7) O mein Kind! Wisse, dass du kein Verdienst erwerben darfst, solange Du nicht rechtschaffen lebst. Einer der Israeliten hatte Jahre lang angebetet. ALLAH, der Allmächtige, wollte seine Anbetungen den Engeln bekanntmachen, und schickte ihm einen Engel. Der Engel fragte ihm, wie lange er noch anbeten würde und ob er noch nicht ein Paradiesbewohner geworden wäre! Er antwortete: “Meine Aufgabe ist, im Dienste des Erhabenen zu stehen.

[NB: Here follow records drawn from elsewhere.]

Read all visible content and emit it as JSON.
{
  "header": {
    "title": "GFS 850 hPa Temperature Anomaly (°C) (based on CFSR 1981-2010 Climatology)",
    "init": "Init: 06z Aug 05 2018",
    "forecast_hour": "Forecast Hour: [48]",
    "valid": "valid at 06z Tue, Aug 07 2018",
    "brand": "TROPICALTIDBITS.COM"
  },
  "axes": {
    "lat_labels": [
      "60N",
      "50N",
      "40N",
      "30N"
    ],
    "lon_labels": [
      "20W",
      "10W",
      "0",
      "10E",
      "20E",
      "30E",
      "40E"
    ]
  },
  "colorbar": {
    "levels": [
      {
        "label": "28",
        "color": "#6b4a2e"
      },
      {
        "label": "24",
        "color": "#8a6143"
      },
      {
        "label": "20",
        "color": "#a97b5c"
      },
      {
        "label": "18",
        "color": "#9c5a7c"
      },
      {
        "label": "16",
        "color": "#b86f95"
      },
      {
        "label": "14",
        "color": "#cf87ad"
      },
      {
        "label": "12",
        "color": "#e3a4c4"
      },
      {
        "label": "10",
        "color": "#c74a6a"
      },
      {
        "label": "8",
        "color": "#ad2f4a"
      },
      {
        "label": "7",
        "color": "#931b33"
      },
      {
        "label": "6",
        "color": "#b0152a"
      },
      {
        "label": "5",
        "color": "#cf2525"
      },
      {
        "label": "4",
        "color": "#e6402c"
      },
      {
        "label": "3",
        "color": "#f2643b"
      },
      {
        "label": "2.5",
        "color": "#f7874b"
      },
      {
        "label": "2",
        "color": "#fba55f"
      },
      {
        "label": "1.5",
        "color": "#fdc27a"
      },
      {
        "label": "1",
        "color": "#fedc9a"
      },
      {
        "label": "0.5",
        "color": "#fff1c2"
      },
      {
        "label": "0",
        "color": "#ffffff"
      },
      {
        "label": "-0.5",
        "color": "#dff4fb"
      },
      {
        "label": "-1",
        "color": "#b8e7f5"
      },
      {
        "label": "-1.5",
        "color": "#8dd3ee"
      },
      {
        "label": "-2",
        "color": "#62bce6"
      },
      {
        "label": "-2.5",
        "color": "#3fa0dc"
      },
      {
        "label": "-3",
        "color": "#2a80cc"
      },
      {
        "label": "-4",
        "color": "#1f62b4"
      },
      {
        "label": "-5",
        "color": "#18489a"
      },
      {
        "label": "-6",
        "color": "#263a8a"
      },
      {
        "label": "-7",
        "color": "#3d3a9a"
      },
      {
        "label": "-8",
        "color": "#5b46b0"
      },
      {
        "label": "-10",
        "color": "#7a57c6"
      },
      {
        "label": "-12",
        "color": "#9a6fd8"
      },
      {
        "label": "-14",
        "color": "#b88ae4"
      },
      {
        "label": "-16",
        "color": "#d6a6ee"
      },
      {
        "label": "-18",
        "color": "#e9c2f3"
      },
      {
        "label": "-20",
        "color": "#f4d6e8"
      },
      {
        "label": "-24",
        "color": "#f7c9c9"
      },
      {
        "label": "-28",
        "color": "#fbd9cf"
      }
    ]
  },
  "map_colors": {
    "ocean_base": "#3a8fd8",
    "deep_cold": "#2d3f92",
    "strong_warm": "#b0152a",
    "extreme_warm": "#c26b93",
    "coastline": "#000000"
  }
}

ER ist der Gebieter!” Als der Engel das hörte, sagte er: “O mein Schöpfer! DU bist allkundig! Auch die Antwort DEINES Dieners hast du gehört!” ALLAH, der Allmächtige, gebietete: (Mit seiner Herabwürdigung wendet sich dieser Diener nicht von MIR weg! Wegen MEINER Barmherzigkeit und MEINER Gnade verlasse ICH ihn sicher nicht! O MEINE Engel! Seid Zeugen, ICH habe ihm vergeben!)

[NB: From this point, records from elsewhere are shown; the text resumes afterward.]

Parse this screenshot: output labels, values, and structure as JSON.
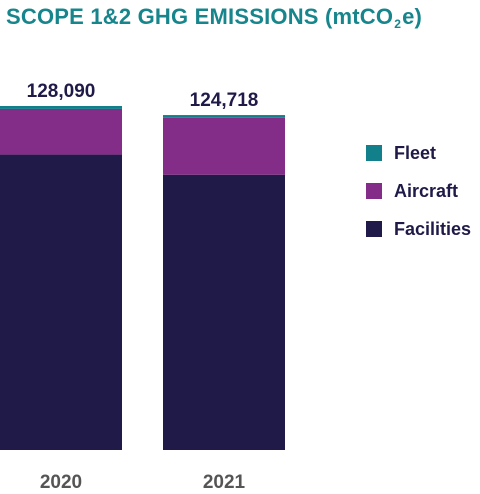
{
  "title": {
    "main": "SCOPE 1&2 GHG EMISSIONS (mtCO",
    "subscript": "2",
    "suffix": "e)",
    "color": "#17868c"
  },
  "colors": {
    "text": "#1f1a48",
    "axis_label": "#555555"
  },
  "legend": [
    {
      "label": "Fleet",
      "color": "#12808a"
    },
    {
      "label": "Aircraft",
      "color": "#832c88"
    },
    {
      "label": "Facilities",
      "color": "#1f1a48"
    }
  ],
  "chart_data": {
    "type": "bar",
    "stacked": true,
    "title": "SCOPE 1&2 GHG EMISSIONS (mtCO2e)",
    "categories": [
      "2020",
      "2021"
    ],
    "totals": [
      128090,
      124718
    ],
    "total_labels": [
      "128,090",
      "124,718"
    ],
    "series": [
      {
        "name": "Facilities",
        "color": "#1f1a48",
        "values": [
          110000,
          102500
        ]
      },
      {
        "name": "Aircraft",
        "color": "#832c88",
        "values": [
          17000,
          21200
        ]
      },
      {
        "name": "Fleet",
        "color": "#12808a",
        "values": [
          1090,
          1018
        ]
      }
    ],
    "xlabel": "",
    "ylabel": "",
    "ylim": [
      0,
      128090
    ],
    "legend_position": "right",
    "grid": false
  }
}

8) O mein Kind! Der heilige Prophet Muhammed ermahnte: (Verhört euch selbst im Diesseits, ehe ihr am Tage der Auferstehung verhört werdet! Meßt eure Sünden und Verdienste, ehe sie gemessen werden!) St. Ali Mürtasa berichtete: “Wer vermutet, ohne Bemühungen das Paradies zu erwerben, der täuscht sich sehr. Derjenige, der glaubt, dass man durch Bemühung gewinnen darf, soll sich bemühen und anbeten. Einer der Schüler von St. Ali, St. Hassen-i Basrî, veröffentlichte: “Es ist schwere Sünde, ohne Anbetung ALLAH, den Erhabenen, um das Paradies zu bitten.” Einer der Großen sagte: “Wer Nutzen von seinem Wissen hat, verlässt nicht das Anbeten sondern das Denken an den Verdienst des Anbetens!” Der heilige Prophet teilte mit: (Der Vernünftige kämpft gegen sein Ich und bemüht sich um die im Jenseits nötigenden Dinge. Der Dumme aber folgt nach seinen Begierden und bittet ALLAH, den Erhabenen, um das Paradies).

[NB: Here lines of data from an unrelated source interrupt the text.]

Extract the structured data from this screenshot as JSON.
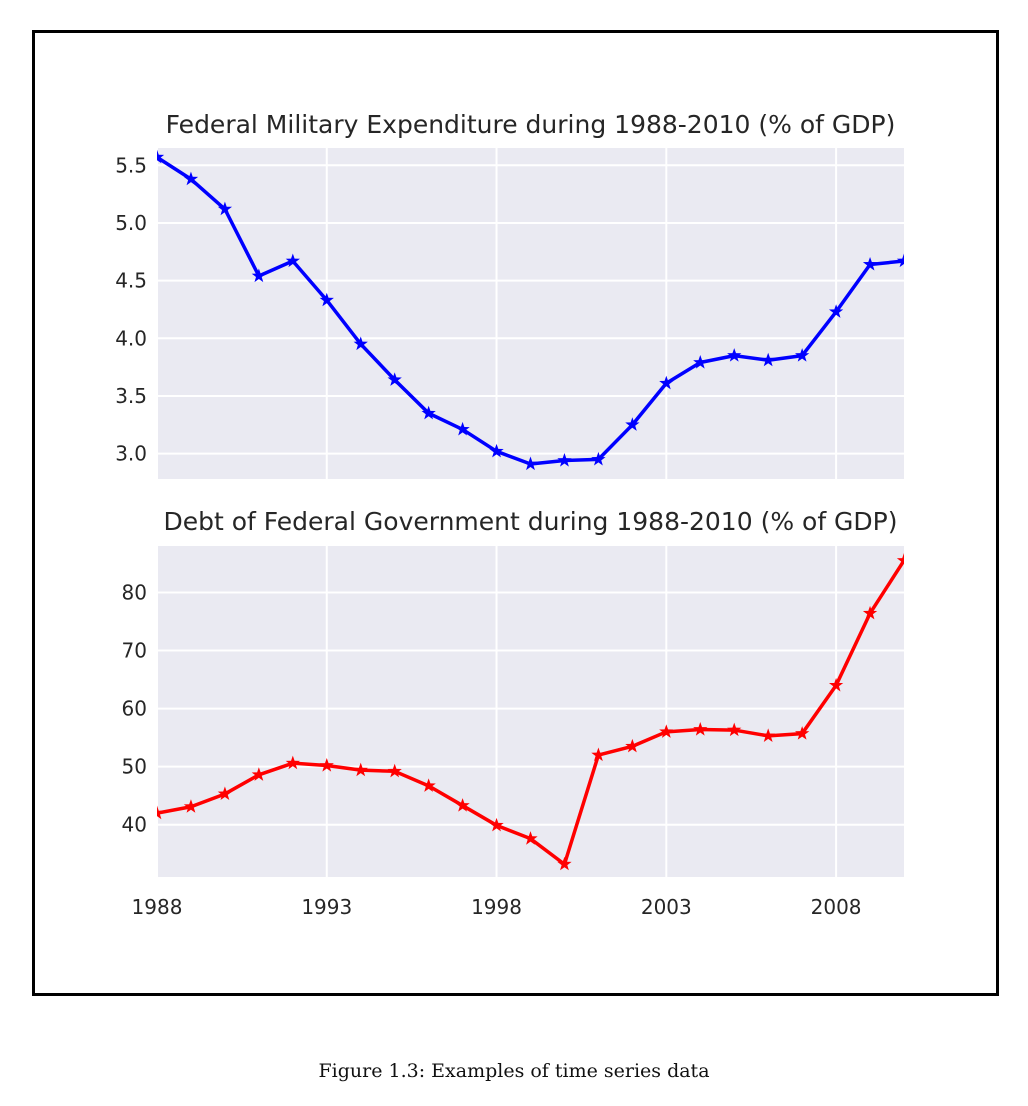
{
  "caption": "Figure 1.3: Examples of time series data",
  "style": {
    "plot_background": "#eaeaf2",
    "grid_color": "#ffffff",
    "text_color": "#262626"
  },
  "chart_data": [
    {
      "type": "line",
      "title": "Federal Military Expenditure during 1988-2010 (% of GDP)",
      "xlabel": "",
      "ylabel": "",
      "x": [
        1988,
        1989,
        1990,
        1991,
        1992,
        1993,
        1994,
        1995,
        1996,
        1997,
        1998,
        1999,
        2000,
        2001,
        2002,
        2003,
        2004,
        2005,
        2006,
        2007,
        2008,
        2009,
        2010
      ],
      "series": [
        {
          "color": "#0000ff",
          "marker": "star",
          "values": [
            5.57,
            5.38,
            5.12,
            4.54,
            4.67,
            4.33,
            3.95,
            3.64,
            3.35,
            3.21,
            3.02,
            2.91,
            2.94,
            2.95,
            3.25,
            3.61,
            3.79,
            3.85,
            3.81,
            3.85,
            4.23,
            4.64,
            4.67
          ]
        }
      ],
      "xlim": [
        1988,
        2010
      ],
      "ylim": [
        2.78,
        5.65
      ],
      "yticks": [
        3.0,
        3.5,
        4.0,
        4.5,
        5.0,
        5.5
      ],
      "ytick_labels": [
        "3.0",
        "3.5",
        "4.0",
        "4.5",
        "5.0",
        "5.5"
      ],
      "xticks": [
        1988,
        1993,
        1998,
        2003,
        2008
      ],
      "xtick_labels": [],
      "grid": true
    },
    {
      "type": "line",
      "title": "Debt of Federal Government during 1988-2010 (% of GDP)",
      "xlabel": "",
      "ylabel": "",
      "x": [
        1988,
        1989,
        1990,
        1991,
        1992,
        1993,
        1994,
        1995,
        1996,
        1997,
        1998,
        1999,
        2000,
        2001,
        2002,
        2003,
        2004,
        2005,
        2006,
        2007,
        2008,
        2009,
        2010
      ],
      "series": [
        {
          "color": "#ff0000",
          "marker": "star",
          "values": [
            42.0,
            43.1,
            45.3,
            48.6,
            50.6,
            50.2,
            49.4,
            49.2,
            46.7,
            43.3,
            39.9,
            37.6,
            33.2,
            52.0,
            53.5,
            56.0,
            56.4,
            56.3,
            55.3,
            55.7,
            64.0,
            76.4,
            85.5
          ]
        }
      ],
      "xlim": [
        1988,
        2010
      ],
      "ylim": [
        31,
        88
      ],
      "yticks": [
        40,
        50,
        60,
        70,
        80
      ],
      "ytick_labels": [
        "40",
        "50",
        "60",
        "70",
        "80"
      ],
      "xticks": [
        1988,
        1993,
        1998,
        2003,
        2008
      ],
      "xtick_labels": [
        "1988",
        "1993",
        "1998",
        "2003",
        "2008"
      ],
      "grid": true
    }
  ]
}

9) O mein Kind! Du hast den Schlaf vielmals versäumt, um viele Bücher zu lesen und Dich auf die Wissenschaft zu legen. Warum hast Du dich so viel bemüht? Wie schade, wenn Deine Bemühungen um die weltlichen Vorteile, den Ruhm, die hohe Stelle und um den Hochmut gegen die Gläubigen sind, so hast du Dich sehr getäuscht und bist in Gefahr geraten! Welch ein Glück, wenn Du der Religion des heiligen Propheten Muhammed, dienen, gegen Dein Ich kämpfen und Deinen Charakter reinigen willst! So hast du Dir die schöne und ewige Zukunft vorbereitet. Die künftige Aufgabe ist, das ewige Glück zu erlangen. Ein Vers besagt:

Umsonst ist das Nichtschlafen, was dir gar keinen Nutzen bringt,

umsonst ist das Weinen über den Abschied, was zu andern Dingen gehört!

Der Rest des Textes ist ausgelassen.